目的 本研究の目的は,都市在宅高齢者における健康三要因の 6 年間の経年変化とともに,相互の因果関係を明確にすることである。
方法 都市郊外在宅に居住する65歳以上高齢者を対象にして,2001年 9 月に実施した郵送自記式質問紙調査回答者13,195人(回収率80.2%)を基礎的データベースとした。3 年後の2004年 9 月と 6 年後の2007年 9 月に同様な追跡調査を実施した。分析対象者は2,375人である。健康三要因の因果関係は,交差遅れ効果モデルを応用し共分散構造分析によって分析した。

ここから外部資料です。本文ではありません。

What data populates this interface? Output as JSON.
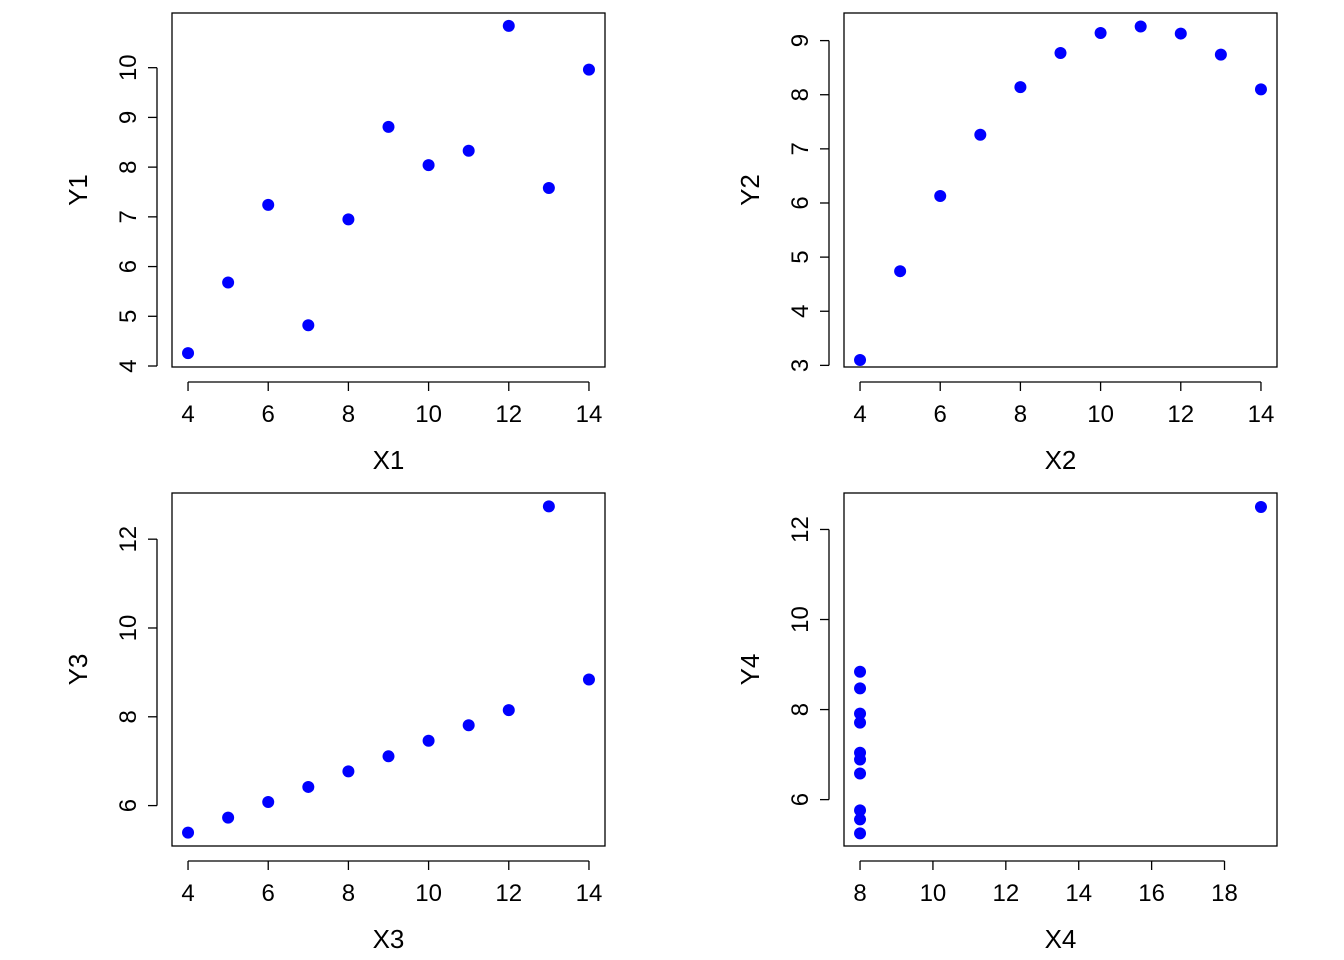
{
  "colors": {
    "point": "#0000ff",
    "axis": "#000000",
    "background": "#ffffff"
  },
  "chart_data": [
    {
      "type": "scatter",
      "xlabel": "X1",
      "ylabel": "Y1",
      "xlim": [
        3.6,
        14.4
      ],
      "ylim": [
        3.98,
        11.1
      ],
      "xticks": [
        4,
        6,
        8,
        10,
        12,
        14
      ],
      "yticks": [
        4,
        5,
        6,
        7,
        8,
        9,
        10
      ],
      "grid": false,
      "x": [
        10,
        8,
        13,
        9,
        11,
        14,
        6,
        4,
        12,
        7,
        5
      ],
      "y": [
        8.04,
        6.95,
        7.58,
        8.81,
        8.33,
        9.96,
        7.24,
        4.26,
        10.84,
        4.82,
        5.68
      ]
    },
    {
      "type": "scatter",
      "xlabel": "X2",
      "ylabel": "Y2",
      "xlim": [
        3.6,
        14.4
      ],
      "ylim": [
        2.97,
        9.51
      ],
      "xticks": [
        4,
        6,
        8,
        10,
        12,
        14
      ],
      "yticks": [
        3,
        4,
        5,
        6,
        7,
        8,
        9
      ],
      "grid": false,
      "x": [
        10,
        8,
        13,
        9,
        11,
        14,
        6,
        4,
        12,
        7,
        5
      ],
      "y": [
        9.14,
        8.14,
        8.74,
        8.77,
        9.26,
        8.1,
        6.13,
        3.1,
        9.13,
        7.26,
        4.74
      ]
    },
    {
      "type": "scatter",
      "xlabel": "X3",
      "ylabel": "Y3",
      "xlim": [
        3.6,
        14.4
      ],
      "ylim": [
        5.09,
        13.04
      ],
      "xticks": [
        4,
        6,
        8,
        10,
        12,
        14
      ],
      "yticks": [
        6,
        8,
        10,
        12
      ],
      "grid": false,
      "x": [
        10,
        8,
        13,
        9,
        11,
        14,
        6,
        4,
        12,
        7,
        5
      ],
      "y": [
        7.46,
        6.77,
        12.74,
        7.11,
        7.81,
        8.84,
        6.08,
        5.39,
        8.15,
        6.42,
        5.73
      ]
    },
    {
      "type": "scatter",
      "xlabel": "X4",
      "ylabel": "Y4",
      "xlim": [
        7.56,
        19.44
      ],
      "ylim": [
        4.97,
        12.81
      ],
      "xticks": [
        8,
        10,
        12,
        14,
        16,
        18
      ],
      "yticks": [
        6,
        8,
        10,
        12
      ],
      "grid": false,
      "x": [
        8,
        8,
        8,
        8,
        8,
        8,
        8,
        19,
        8,
        8,
        8
      ],
      "y": [
        6.58,
        5.76,
        7.71,
        8.84,
        8.47,
        7.04,
        5.25,
        12.5,
        5.56,
        7.91,
        6.89
      ]
    }
  ]
}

結果 身体的健康度の一つである BADL(Basic Activities of Daily Living)が全てできる割合は,91.0%から 6 年後には82.9%へと低下した。精神的健康度の一つである主観的健康感が,健康である割合は,85.4%から 6 年後には77.0%へと統計学的にみて有意に低下した。
健康三要因の因果関係は,“精神的要因”(“ ”は潜在変数を示す)が基盤となり,3 年後の“身体的要因”を直接に規定し,6 年後の“社会的要因”を間接的に規定するモデルの決定係数が,男性25%,女性19%であり,適合度指数はNFI=0.935, IFI=0.950, RMSEA=0.036と,高い適合度が得られた。
結論 高齢者の社会的健康は,6 年前の精神的健康が基盤となり,3 年前の身体的健康を経て間接的に規定される可能性が示唆された。研究成果を他の世代で明確にするとともに,外的妥当性を高めることが研究課題である。